Myth No. 3: The benchmark is an all-weather foundation for a bond portfolio. Why should investors deviate from the market?

As we have mentioned previously, market capitalization-weighted benchmarks reflect issuance, not value. In our view, the current composition of many core benchmarks could make it difficult to generate positive total returns should interest rates rise by even a small amount. Differing objectives for fixed income issuers (lower yields, longer maturities) and investors (more income potential, less interest rate risk) often create a disconnect in the composition of broad-based indexes. In recent years, yields have fallen to very low levels, while interest rate risk has continued to rise.5 As a result, the current market represents one of the most disadvantageous trade-offs for income potential per unit of interest rate risk in the history of the Agg. Allowing a portfolio management team the flexibility to look for value outside the constraints of a benchmark enables the unconstrained portfolio manager to harvest the desirable characteristics of fixed income while reducing exposure to less desirable ones—namely interest rate risk.

While strategies marketed under the unconstrained bond fund banner will continue to evolve, we believe that delivering Western Asset’s approach in an ETF is an interesting innovation for the industry. In our view, UBND has the ability to serve as a potential replacement for or a complement to an investor’s core bond position. As a result of daily transparency, investors have the potential to better manage risk in their portfolios compared to other less transparent approaches.

 
 
 
 

1Source: Morningstar, as of 6/30/15.
2Western Asset Management Company serves as the sub-advisor for UBND.
3Investment guidelines targeted by the sub-advisor. Please view the Fund’s prospectus for statutory limits.
4Source: Barclays, as of 6/30/15.
5As represented by the Barclays U.S. Aggregate Index, the most commonly followed benchmark for the industry. As of 6/30/15.

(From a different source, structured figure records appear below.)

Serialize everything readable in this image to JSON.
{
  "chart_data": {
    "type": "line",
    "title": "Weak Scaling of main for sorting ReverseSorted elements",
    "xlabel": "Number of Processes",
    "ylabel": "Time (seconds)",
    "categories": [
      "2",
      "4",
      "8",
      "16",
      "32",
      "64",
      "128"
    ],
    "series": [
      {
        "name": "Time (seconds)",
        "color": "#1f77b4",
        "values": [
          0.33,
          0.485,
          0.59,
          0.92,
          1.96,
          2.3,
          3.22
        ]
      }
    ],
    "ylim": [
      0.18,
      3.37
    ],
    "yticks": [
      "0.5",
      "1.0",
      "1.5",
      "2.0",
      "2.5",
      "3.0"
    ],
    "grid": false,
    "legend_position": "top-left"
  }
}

Important Risks Related to this Article

There are risks associated with investing, including possible loss of principal. Unlike typical exchange-traded funds, there is no index that the Fund attempts to track or replicate. Thus, the ability of the Fund to achieve its objective will depend on the effectiveness of the portfolio manager. Fixed income investments are subject to interest rate risk; their value will normally decline as interest rates rise. In addition, when interest rates fall, income may decline. Fixed income investments are also subject to credit risk, the risk that the issuer of a bond will fail to pay interest and principal in a timely manner or that negative perceptions of the issuer’s ability to make such payments will cause the price of that bond to decline. High yield, or “junk,” bonds have lower credit ratings and involve a greater risk to principal. Foreign investing involves special risks, such as risk of loss from currency fluctuation or political or economic uncertainty. Investments in emerging, offshore or frontier markets are generally less liquid and less efficient than investments in developed markets and are subject to additional risks, such as risks of adverse governmental regulation and intervention or political developments. Derivative investments can be volatile, and these investments may be less liquid than other securities, and more sensitive to the effects of varied economic conditions. The Fund may engage in “short sale” transactions where losses may be exaggerated, potentially losing more money than the actual cost of the investment, and the third party to the short sale may fail to honor its contract terms, causing a loss to the Fund. Due to the investment strategy of this Fund, it may make higher capital gain distributions than other ETFs. Please read the Fund’s prospectus for specific details regarding the Fund’s risk profile.